Hello, you have reached the summer of our discontent.

I seriously bruised the top and side of my foot while dancing at my friend's wedding this weekend,* and therefore the gym is out of the question for a few days, which means I get to imbibe tonight and share the following alcohol-related story with you, dear reader.

Sometime over the weekend, on one of my 6 plane rides to and from Puerto Rico, I read that a scary proportion of my generation has declared themselves an alcoholic and sought treatment, and most of them did it around age 30. (I think I read it in Blender, or maybe it was the US Air magazine, I'm not really sure - either way it was surely a credible journal.)

And NO BLOODY WONDER, I tell ya. Half a year into 32 and if this is all there is, count me out. Of course, you could go by the sentiment of the bar in Old San Juan:


But I'm not sure that's the answer either.

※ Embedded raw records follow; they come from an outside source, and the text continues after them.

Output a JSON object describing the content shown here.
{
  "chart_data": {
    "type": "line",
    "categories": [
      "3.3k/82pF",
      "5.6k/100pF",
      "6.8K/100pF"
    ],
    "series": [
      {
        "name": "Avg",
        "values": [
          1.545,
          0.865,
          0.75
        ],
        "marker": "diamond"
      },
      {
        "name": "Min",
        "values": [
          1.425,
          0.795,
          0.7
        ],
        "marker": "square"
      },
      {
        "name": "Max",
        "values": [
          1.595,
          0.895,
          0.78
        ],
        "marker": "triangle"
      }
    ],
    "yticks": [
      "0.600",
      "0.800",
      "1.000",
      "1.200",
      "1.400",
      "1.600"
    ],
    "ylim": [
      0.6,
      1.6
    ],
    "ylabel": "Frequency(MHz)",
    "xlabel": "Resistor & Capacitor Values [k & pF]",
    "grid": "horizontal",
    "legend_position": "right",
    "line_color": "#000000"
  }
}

I don't think I have EVER dreaded going to work as much as I did this morning. I think I'm realizing that all jobs suck and mine especially sucks right now and this is all I have to look forward to for the next 32.5 years. I spent the 6 plane rides also trying to think of a job I would actually enjoy doing, and came up with basically nothing, except for maybe veterinarian if not for the chemistry.

It's not even the wedding thing, which normally bums me out - I've been to 2 in the span of 7 days and they were both lovely, and I didn't get sad at either. It's just that there must be more to life than working 8-10 hours a day, 5 days a week, and only having 2 days to enjoy yourself and 2 weeks vacation to see the GINORMOUS world around us.

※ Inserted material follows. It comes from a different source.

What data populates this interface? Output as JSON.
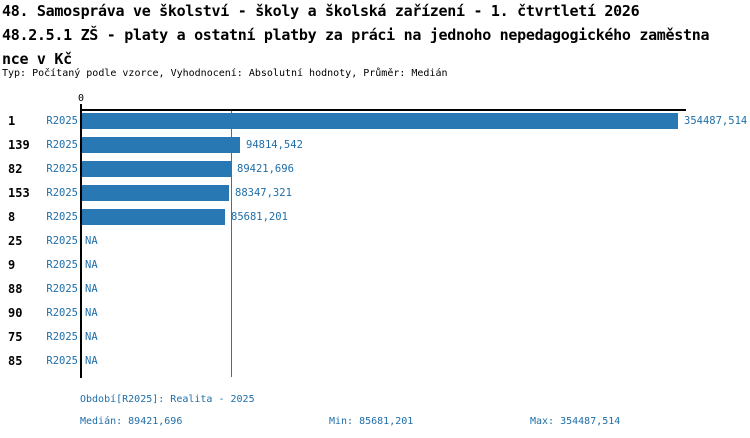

I'm sure that most of this negativity has to do with seeing this 3 nights in a row...


...and then coming back to the stark reality of a crappy job and a loud fucking cat with hairballs and ridiculous bills and stupid people and George Bush (it all comes back to him, eh?) and just wishing I could sit on that beach for another 45 years and then die a happy death.

I really need to find a way to not work. And get exercise through manual labor versus running on a machine. And still be able to eat. (I'll eat ramen, twigs and berries, roadkill - I don't care.) I just don't want to work. EVER. AGAIN. I want to be closer to nature than I am, I want to be away from city life and all of the crime and muggings at gunpoint and panhandling and neon and chain restaurants and dirt and grime that go along with it (but still close enough to city life that I can get good Thai food when I want it, natch). I want to camp and swim in the river and watch the stars at night.

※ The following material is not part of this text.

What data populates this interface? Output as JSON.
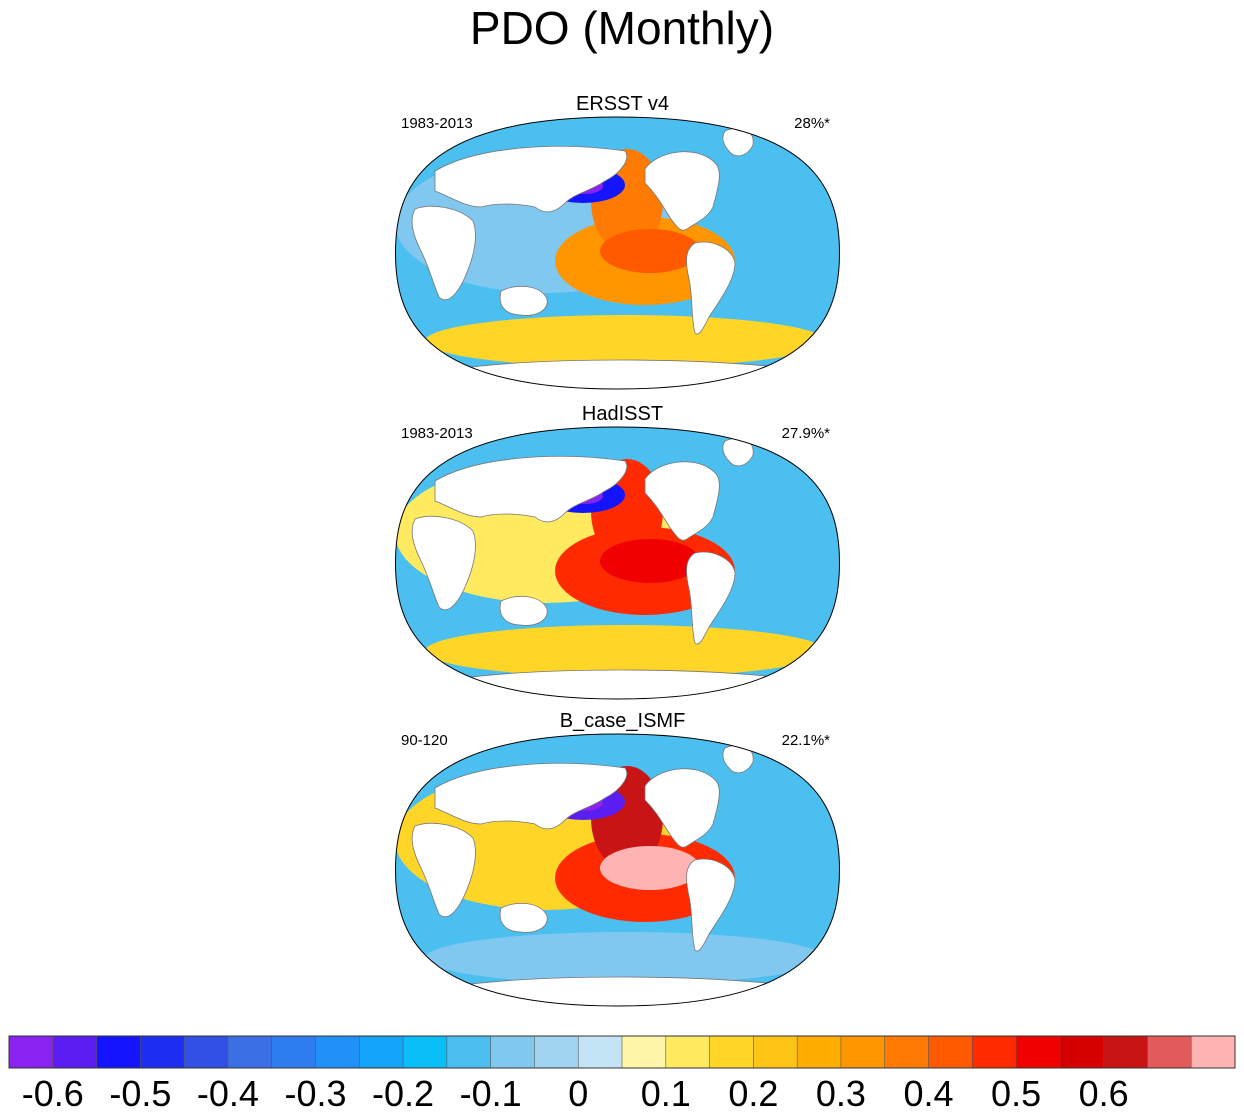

I don't want to be a soccer mom, I don't need a man or a kid or even this loud fucking cat and her hairballs right now. I need technology only when I want to download new music and watch DVDs and recharge shit. I need contact with people only when I want contact with people. I need the sound of waves crashing and frogs/birds/crickets/cicadas chirping and I need to get rid of this pink wedding nail polish on my fingers and toes before it drives me batty.

I really hope that this funk passes soon. I think I've hit my regular 3-year cycle of lowest of lows (last one was at 29, before that 26, 23, 20, 17... so the timing seems right... although sometimes I wonder if it's a self-fulfilling prophecy at this point) and all will be right with my world soon enough. In the meantime, forgive me if I don't return your calls or emails.

And to end on a less-than-sour note, I bring you Mini Me. (Is anyone other than me waiting for the "I Can Has Cheezburger in Paradise" post?)

________________
* I really have no idea. Just to round out this AA post, I'd had a sangria, a whiskey, a champagne and approximately three (give or take) glasses of wine over the course of about 3 hours when it happened. It was either during the Elvis song, or the big hair 80's montage, or the song that was much like the Macarena only it was not the Macarena but was more like a weird version of the Electric Slide mixed with a little Hokey Pokey (kewpie doll to the reader who can identify that song).

Luckily I quit drinking way before we hit the blackjack tables a few hours later, so I lasted for two hours at the table on a mere $20, at $5 a bet - pretty impressive for a novice.